There’s no shame in exploring your financing options; everyone needs a helping hand with their finances at some point. But there are other options for borrowing money, and you could be confused about which one to pick. Since the formalization of the lending business, organized organizations like banks and NBFCs have tried to improve the credit sector’s operations. People in India are also starting to see the vast opportunities that gold loans provide. Because of this, gold loans have surpassed personal loans in popularity. In many parts of the world, Indians are stereotyped as being particularly fond of the precious metal gold. In terms of quantity, India is a major importer of gold. Gold is highly valued for its intrinsic worth and as a possible future investment asset. However, few people realize that gold may also be used to cover unexpectedly high costs, such as those associated with healthcare, education, starting a business, buying a car, or taking a vacation.
To what extent do gold loans help?
In cases when gold is being held as collateral, the lender is responsible for ensuring the gold’s security. Borrowers don’t have to worry about losing their money because the bank will generally keep it locked up. The gold is returned to the borrower by the bank after the loan is paid back.
Lack of Relevance of Prior Credit History – Typically, a borrower’s loan amount is determined by their capacity to repay the loan, as well as their credit history. Gold loans, however, are different. When gold is pledged as collateral, the lender need not check the borrower’s credit before approving the loan because they are guaranteed to get their gold back. As the loan is collateralized by the gold the borrower pledges, the lender often does not need the borrower to provide evidence of income. Gold loans are issued instantaneously using gold stored by the bank, and hence, many banks and NBFCs do not charge any processing costs.

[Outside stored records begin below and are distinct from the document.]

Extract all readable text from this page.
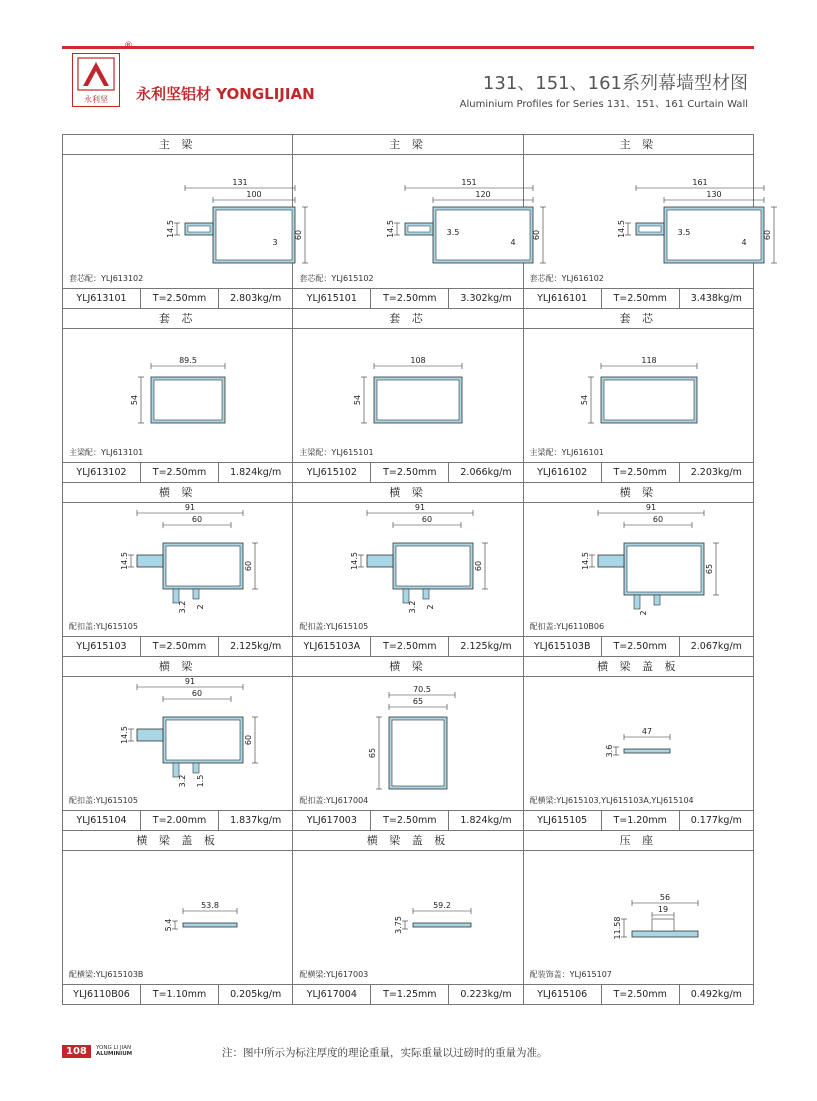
永利坚
®
永利坚铝材 YONGLIJIAN	131、151、161系列幕墙型材图
Aluminium Profiles for Series 131、151、161 Curtain Wall
主 梁
131
100
14.5	60
3
套芯配：YLJ613102
YLJ613101	T=2.50mm	2.803kg/m
主 梁
151
120
14.5	60
4
3.5
套芯配：YLJ615102
YLJ615101	T=2.50mm	3.302kg/m
主 梁
161
130
14.5	60
4
3.5
套芯配：YLJ616102
YLJ616101	T=2.50mm	3.438kg/m
套 芯
89.5
54
主梁配：YLJ613101
YLJ613102	T=2.50mm	1.824kg/m
套 芯
108
54
主梁配：YLJ615101
YLJ615102	T=2.50mm	2.066kg/m
套 芯
118
54
主梁配：YLJ616101
YLJ616102	T=2.50mm	2.203kg/m
横 梁
91
60
14.5	60
3.2 2
配扣盖:YLJ615105
YLJ615103	T=2.50mm	2.125kg/m
横 梁
91
60
14.5	60
3.2 2
配扣盖:YLJ615105
YLJ615103A	T=2.50mm	2.125kg/m
横 梁
91
60
14.5	65
2
配扣盖:YLJ6110B06
YLJ615103B	T=2.50mm	2.067kg/m
横 梁
91
60
14.5	60
3.2 1.5
配扣盖:YLJ615105
YLJ615104	T=2.00mm	1.837kg/m
横 梁
70.5
65
65
配扣盖:YLJ617004
YLJ617003	T=2.50mm	1.824kg/m
横 梁 盖 板
47
3.6
配横梁:YLJ615103,YLJ615103A,YLJ615104
YLJ615105	T=1.20mm	0.177kg/m
横 梁 盖 板
53.8
5.4
配横梁:YLJ615103B
YLJ6110B06	T=1.10mm	0.205kg/m
横 梁 盖 板
59.2
3.75
配横梁:YLJ617003
YLJ617004	T=1.25mm	0.223kg/m
压 座
56
19
11.58
配装饰盖：YLJ615107
YLJ615106	T=2.50mm	0.492kg/m
108	YONG LI JIAN
ALUMINIUM	注：图中所示为标注厚度的理论重量，实际重量以过磅时的重量为准。
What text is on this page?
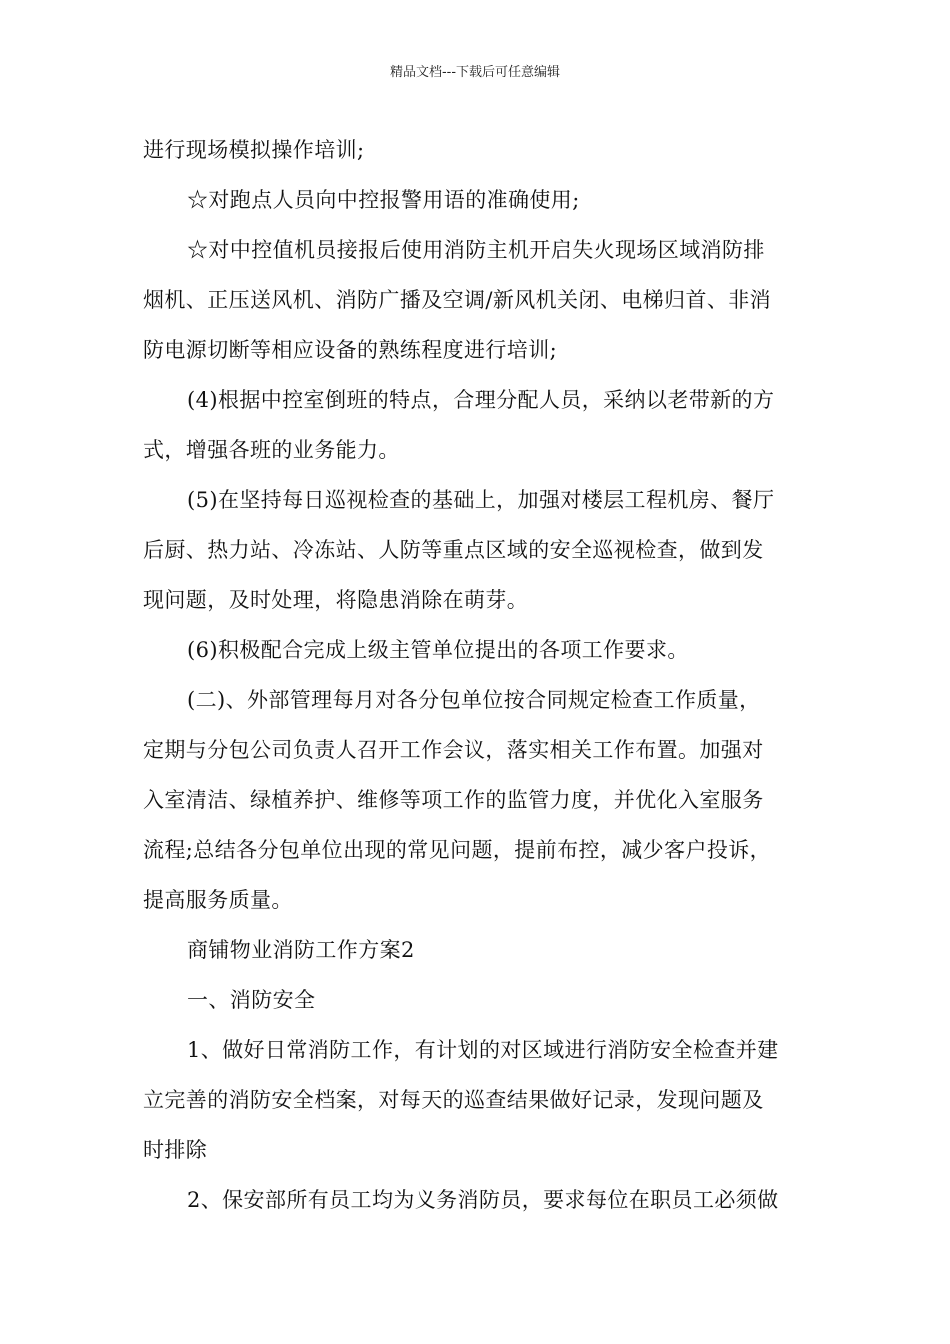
精品文档---下载后可任意编辑
进行现场模拟操作培训;
☆对跑点人员向中控报警用语的准确使用;
☆对中控值机员接报后使用消防主机开启失火现场区域消防排
烟机、正压送风机、消防广播及空调/新风机关闭、电梯归首、非消
防电源切断等相应设备的熟练程度进行培训;
(4)根据中控室倒班的特点，合理分配人员，采纳以老带新的方
式，增强各班的业务能力。
(5)在坚持每日巡视检查的基础上，加强对楼层工程机房、餐厅
后厨、热力站、冷冻站、人防等重点区域的安全巡视检查，做到发
现问题，及时处理，将隐患消除在萌芽。
(6)积极配合完成上级主管单位提出的各项工作要求。
(二)、外部管理每月对各分包单位按合同规定检查工作质量，
定期与分包公司负责人召开工作会议，落实相关工作布置。加强对
入室清洁、绿植养护、维修等项工作的监管力度，并优化入室服务
流程;总结各分包单位出现的常见问题，提前布控，减少客户投诉，
提高服务质量。
商铺物业消防工作方案2
一、消防安全
1、做好日常消防工作，有计划的对区域进行消防安全检查并建
立完善的消防安全档案，对每天的巡查结果做好记录，发现问题及
时排除
2、保安部所有员工均为义务消防员，要求每位在职员工必须做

Gold loans are secured loans, hence the interest rate charged by banks is lower than the interest rate charged on unsecured loans like personal loans. Loans taken out against gold have interest rates between 13% and 14%. Conversely, personal loan interest rates are often about 15%. The bank would lower the interest rate on the gold loan even more for borrowers who can furnish extra collateral.
Prepayment penalties on gold loans are typically 1%, while some financial institutions do not impose any or impose only the bare minimum.
Gold loans often include a special provision that allows the borrower to pay only the interest on the loan until it is paid off. The principal can be repaid at the conclusion of the loan term or as part of the loan’s closing procedures.
Quick Processing – Gold loans are readily available from financial organizations like banks and credit unions due to the tangible nature of gold used as security. If a borrower fails on a gold loan, the bank may quickly and inexpensively recoup its losses by selling the gold. Therefore, such loans are typically made available within a few hours after application at a bank. This shortens the processing period, which is more convenient for borrowers.